Er hatte nie wieder diese zukünftige Welt der Archivare betreten. Bis heute.
Wenn es zu weiteren Entartungen kam, setzten sich die Herren der Domäne über den Armreif mit ihm in Verbindung. Und so eilte er seitdem immer wieder in fremde Welten, wenn ein Tor aufbrach. Die interdimensionalen Reisen hatten ihn so sensibilisiert, dass er die Archivare im zeitlosen Raum inzwischen auch als Schatten wahrnahm.
So wie Jandro. Oder wie Matthew Drax und seine Gefährten.
Einmal hatte er gefragt, warum sie sich in der Domäne nicht zeigten. Die Antwort war so nichtssagend wie typisch für die Archivare gewesen: »Der zeitlose Raum ist immer und ständig. Wenn du ihn betrittst, bist du bereits dort. Wenn du ihn häufiger betrittst, sogar mehrfach. Deshalb bist du nur fähig, deine eigene Zeitebene wahrzunehmen. Alle anderen Ebenen erfasst du bestenfalls schemenhaft.«
Wegen der entartenden Tore hatte Tom die Domäne in den letzten Jahrzehnten etliche Male aufsuchen müssen. Stets hatten der Siegelstein aus Anti-Zeit und der Greifer dort auf ihn gewartet, ohne dass er Garrth noch einmal einen Besuch abstatten musste.
Mit jedem Mal waren die körperlichen Strapazen gewachsen. Inzwischen bis ins schier Unerträgliche. Und dennoch führte er jeden Auftrag aus, den die Archivare ihm erteilten. Nur so könne das Abdriften einer Welt verhindert werden – und eine Welt reiche aus, um den zeitlosen Raum zu zerreißen und das gesamte Weltengefüge in den Untergang zu zerren.

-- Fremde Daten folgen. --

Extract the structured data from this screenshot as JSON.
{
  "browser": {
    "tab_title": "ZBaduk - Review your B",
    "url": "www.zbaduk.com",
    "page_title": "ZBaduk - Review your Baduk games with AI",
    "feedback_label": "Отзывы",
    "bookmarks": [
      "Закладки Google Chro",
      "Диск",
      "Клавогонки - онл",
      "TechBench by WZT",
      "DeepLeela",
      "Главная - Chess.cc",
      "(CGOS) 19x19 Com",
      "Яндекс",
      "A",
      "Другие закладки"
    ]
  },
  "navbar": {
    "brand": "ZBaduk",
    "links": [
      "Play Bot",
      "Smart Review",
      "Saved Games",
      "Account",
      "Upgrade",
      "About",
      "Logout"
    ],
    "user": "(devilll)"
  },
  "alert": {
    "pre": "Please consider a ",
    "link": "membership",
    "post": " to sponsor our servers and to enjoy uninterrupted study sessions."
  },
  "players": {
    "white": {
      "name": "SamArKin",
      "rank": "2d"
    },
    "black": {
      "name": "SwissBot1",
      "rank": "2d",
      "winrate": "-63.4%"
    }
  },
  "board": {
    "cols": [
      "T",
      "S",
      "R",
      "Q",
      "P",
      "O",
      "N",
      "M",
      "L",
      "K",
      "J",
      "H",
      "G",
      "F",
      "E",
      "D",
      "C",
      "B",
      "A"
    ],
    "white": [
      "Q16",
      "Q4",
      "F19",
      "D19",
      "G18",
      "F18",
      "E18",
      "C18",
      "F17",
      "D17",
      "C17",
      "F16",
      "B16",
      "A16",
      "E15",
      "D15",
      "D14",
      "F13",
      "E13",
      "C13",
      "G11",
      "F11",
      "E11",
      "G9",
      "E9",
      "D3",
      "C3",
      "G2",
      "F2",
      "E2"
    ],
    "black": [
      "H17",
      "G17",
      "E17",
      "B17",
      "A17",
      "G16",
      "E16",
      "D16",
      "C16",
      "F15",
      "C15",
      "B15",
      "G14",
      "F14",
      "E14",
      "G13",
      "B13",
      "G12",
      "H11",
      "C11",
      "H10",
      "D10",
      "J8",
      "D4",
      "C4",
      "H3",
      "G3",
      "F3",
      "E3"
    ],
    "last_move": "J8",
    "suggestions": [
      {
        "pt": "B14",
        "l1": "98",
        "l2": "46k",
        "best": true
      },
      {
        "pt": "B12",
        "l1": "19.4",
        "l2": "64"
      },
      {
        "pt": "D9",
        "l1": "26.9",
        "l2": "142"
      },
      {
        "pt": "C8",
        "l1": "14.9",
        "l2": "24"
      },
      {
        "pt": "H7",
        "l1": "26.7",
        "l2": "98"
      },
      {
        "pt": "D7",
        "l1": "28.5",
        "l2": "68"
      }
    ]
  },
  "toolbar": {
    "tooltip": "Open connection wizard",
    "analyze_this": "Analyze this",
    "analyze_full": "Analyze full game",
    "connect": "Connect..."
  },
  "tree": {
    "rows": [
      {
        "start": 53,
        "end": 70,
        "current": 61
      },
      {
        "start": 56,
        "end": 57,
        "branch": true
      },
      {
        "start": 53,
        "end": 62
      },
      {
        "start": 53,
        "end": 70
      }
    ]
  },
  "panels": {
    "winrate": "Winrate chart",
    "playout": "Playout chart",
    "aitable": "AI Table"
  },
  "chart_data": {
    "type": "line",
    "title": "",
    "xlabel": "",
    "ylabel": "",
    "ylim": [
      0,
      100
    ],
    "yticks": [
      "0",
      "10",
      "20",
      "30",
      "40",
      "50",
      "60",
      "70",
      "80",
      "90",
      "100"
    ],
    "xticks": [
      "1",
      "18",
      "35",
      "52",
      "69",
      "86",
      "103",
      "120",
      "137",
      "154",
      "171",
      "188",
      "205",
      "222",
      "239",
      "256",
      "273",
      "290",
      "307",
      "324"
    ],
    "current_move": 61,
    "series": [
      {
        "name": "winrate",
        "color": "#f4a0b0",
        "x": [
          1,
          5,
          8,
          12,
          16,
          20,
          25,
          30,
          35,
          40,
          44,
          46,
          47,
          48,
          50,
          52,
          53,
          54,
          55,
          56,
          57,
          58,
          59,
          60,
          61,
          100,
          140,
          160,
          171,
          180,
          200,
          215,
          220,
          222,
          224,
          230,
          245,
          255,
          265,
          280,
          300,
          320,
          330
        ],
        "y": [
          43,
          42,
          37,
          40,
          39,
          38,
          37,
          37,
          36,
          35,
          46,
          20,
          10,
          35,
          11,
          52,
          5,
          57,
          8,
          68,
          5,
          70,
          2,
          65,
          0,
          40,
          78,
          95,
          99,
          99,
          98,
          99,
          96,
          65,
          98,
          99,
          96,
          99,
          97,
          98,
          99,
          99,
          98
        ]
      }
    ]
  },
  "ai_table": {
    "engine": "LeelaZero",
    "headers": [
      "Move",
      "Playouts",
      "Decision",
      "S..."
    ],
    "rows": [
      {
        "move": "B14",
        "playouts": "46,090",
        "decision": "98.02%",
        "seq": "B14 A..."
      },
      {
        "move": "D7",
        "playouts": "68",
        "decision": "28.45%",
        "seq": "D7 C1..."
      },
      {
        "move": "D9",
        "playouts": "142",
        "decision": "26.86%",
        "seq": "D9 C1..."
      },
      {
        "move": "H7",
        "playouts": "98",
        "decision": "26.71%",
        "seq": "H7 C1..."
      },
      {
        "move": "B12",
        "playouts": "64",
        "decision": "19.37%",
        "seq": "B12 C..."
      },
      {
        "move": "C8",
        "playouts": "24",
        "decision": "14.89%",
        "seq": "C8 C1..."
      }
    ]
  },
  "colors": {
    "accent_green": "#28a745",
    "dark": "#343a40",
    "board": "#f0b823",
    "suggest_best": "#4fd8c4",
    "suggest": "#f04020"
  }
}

Anfangs hatte er geglaubt, sein Einsatz ziehe Erfolge nach sich. Inzwischen kam es ihm vor, als kämpfe er gegen Windmühlenflügel. Denn obwohl er körperlich und geistig fast auf dem Zahnfleisch ging, entarteten die Tore immer häufiger und schneller. Er konnte sie längst nicht mehr alle aufzählen.

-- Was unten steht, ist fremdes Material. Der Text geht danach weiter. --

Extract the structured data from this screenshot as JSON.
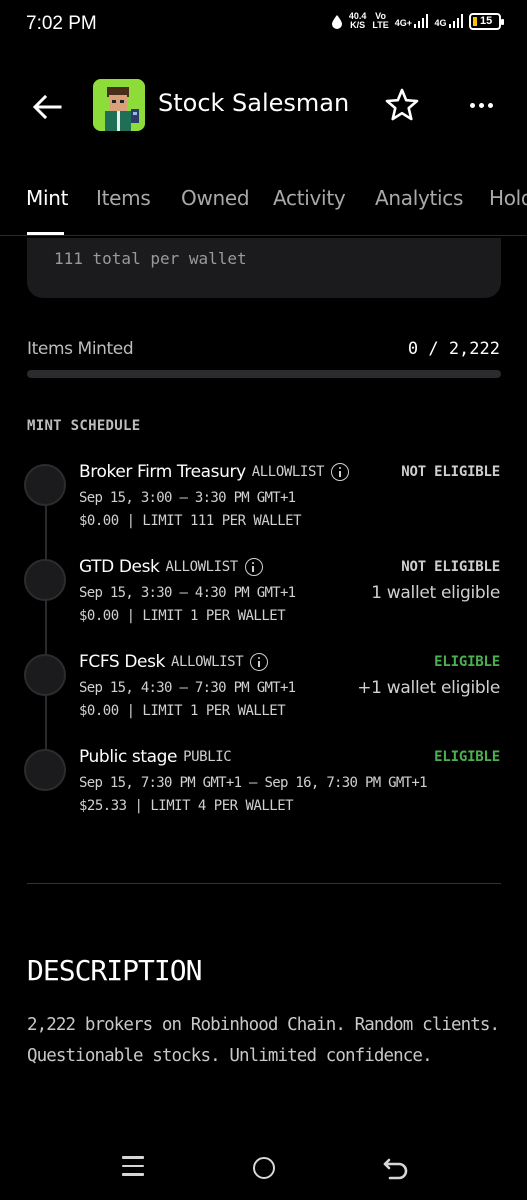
{
  "status_bar": {
    "time": "7:02 PM",
    "speed_value": "40.4",
    "speed_unit": "K/S",
    "volte_top": "Vo",
    "volte_bottom": "LTE",
    "net1": "4G+",
    "net2": "4G",
    "battery_level": "15"
  },
  "header": {
    "title": "Stock Salesman"
  },
  "tabs": [
    {
      "label": "Mint",
      "active": true
    },
    {
      "label": "Items"
    },
    {
      "label": "Owned"
    },
    {
      "label": "Activity"
    },
    {
      "label": "Analytics"
    },
    {
      "label": "Hold"
    }
  ],
  "card_peek_text": "111 total per wallet",
  "items_minted": {
    "label": "Items Minted",
    "value": "0 / 2,222",
    "progress": 0
  },
  "schedule": {
    "title": "MINT SCHEDULE",
    "stages": [
      {
        "name": "Broker Firm Treasury",
        "type": "ALLOWLIST",
        "has_info": true,
        "date": "Sep 15, 3:00 – 3:30 PM GMT+1",
        "price": "$0.00 | LIMIT 111 PER WALLET",
        "eligibility": "NOT ELIGIBLE",
        "eligible": false,
        "wallets": ""
      },
      {
        "name": "GTD Desk",
        "type": "ALLOWLIST",
        "has_info": true,
        "date": "Sep 15, 3:30 – 4:30 PM GMT+1",
        "price": "$0.00 | LIMIT 1 PER WALLET",
        "eligibility": "NOT ELIGIBLE",
        "eligible": false,
        "wallets": "1 wallet eligible"
      },
      {
        "name": "FCFS Desk",
        "type": "ALLOWLIST",
        "has_info": true,
        "date": "Sep 15, 4:30 – 7:30 PM GMT+1",
        "price": "$0.00 | LIMIT 1 PER WALLET",
        "eligibility": "ELIGIBLE",
        "eligible": true,
        "wallets": "+1 wallet eligible"
      },
      {
        "name": "Public stage",
        "type": "PUBLIC",
        "has_info": false,
        "date": "Sep 15, 7:30 PM GMT+1 – Sep 16, 7:30 PM GMT+1",
        "price": "$25.33 | LIMIT 4 PER WALLET",
        "eligibility": "ELIGIBLE",
        "eligible": true,
        "wallets": ""
      }
    ]
  },
  "description": {
    "title": "DESCRIPTION",
    "text": "2,222 brokers on Robinhood Chain. Random clients. Questionable stocks. Unlimited confidence."
  },
  "colors": {
    "background": "#000000",
    "eligible_green": "#4caf50",
    "card": "#1b1b1d",
    "avatar_bg": "#8ddc3a"
  }
}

O ja, er hatte sich den Arsch aufgerissen für die Archivare. Und jetzt, da seine eigene Welt bedroht war, verboten sie, das Tor zu versiegeln. Die Auslieferung der angeblichen Weltenzerstörer sei wichtiger!
Tom gelang es nicht, diese Argumentation nachzuvollziehen. Aber was hätte er tun sollen? Ohne den Siegelstein, den nur die Archivare ihm zur Verfügung stellen konnten, vermochte er das Tor nicht zu schließen!

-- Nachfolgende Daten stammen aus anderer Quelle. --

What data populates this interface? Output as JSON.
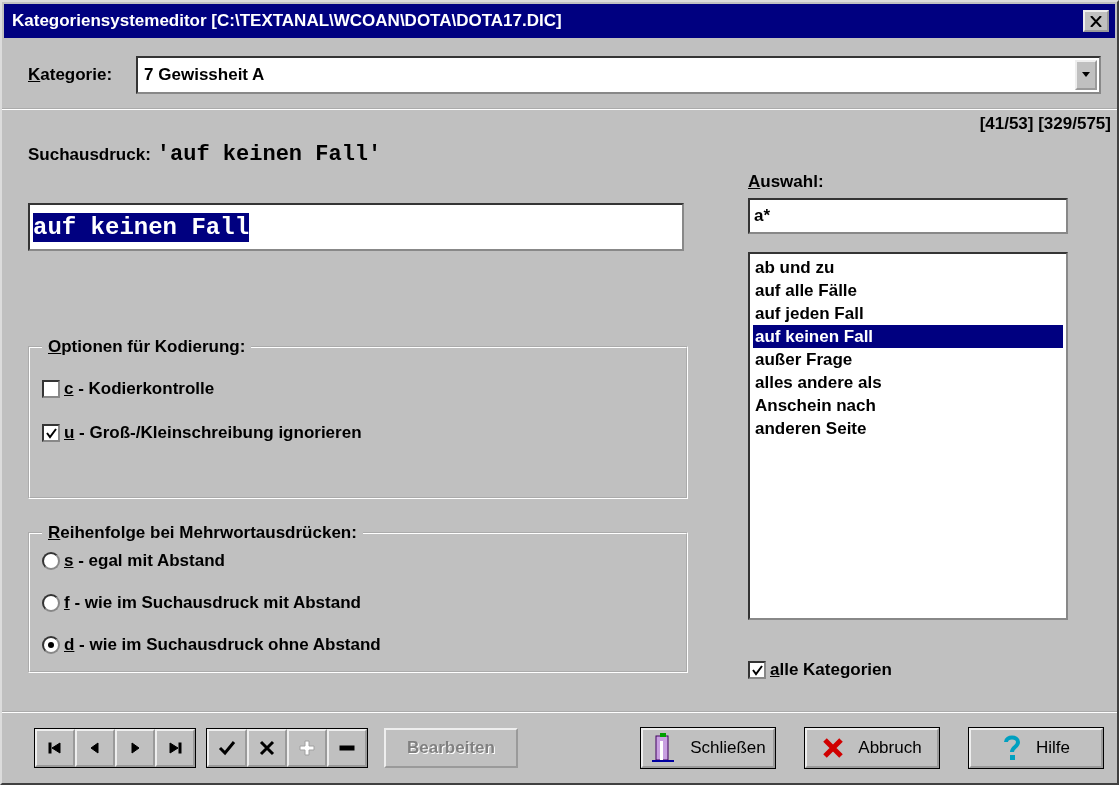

Also hatte er gehorcht und die Gefangenen nach Garrth gebracht. In der Hoffnung, sich gleich danach dem Portal in seiner Welt widmen zu können.
Und was geschah? Nichts! Keiner dieser blöden Schuppenkerle kümmerte sich um ihn. Sie alle waren viel zu aufgeregt, die Weltenzerstörer in ihrer Hand zu haben.
Wenn sie ihm wenigstens eine Platte aus Anti-Zeit und den Greifer geben würden, dann könnte er...
O nein!
Ein Gedanke flammte in ihm auf, der erschreckend plausibel klang. Um ein Tor zu schließen, bedurfte es nicht nur eines Siegelsteins und des Greifers, sondern auch eines Ankers zu einer anderen Welt. Nur er ermöglichte es, die Welten einander anzunähern. Bisher hatte Tom diese Rolle gespielt. Aber konnte er das überhaupt in seiner eigenen Welt?
Eine Antwort darauf durfte er sich von den Archivaren nicht erhoffen, die waren anderweitig beschäftigt. Aber vielleicht fand er sie im Wissensdom, im Historienarchiv.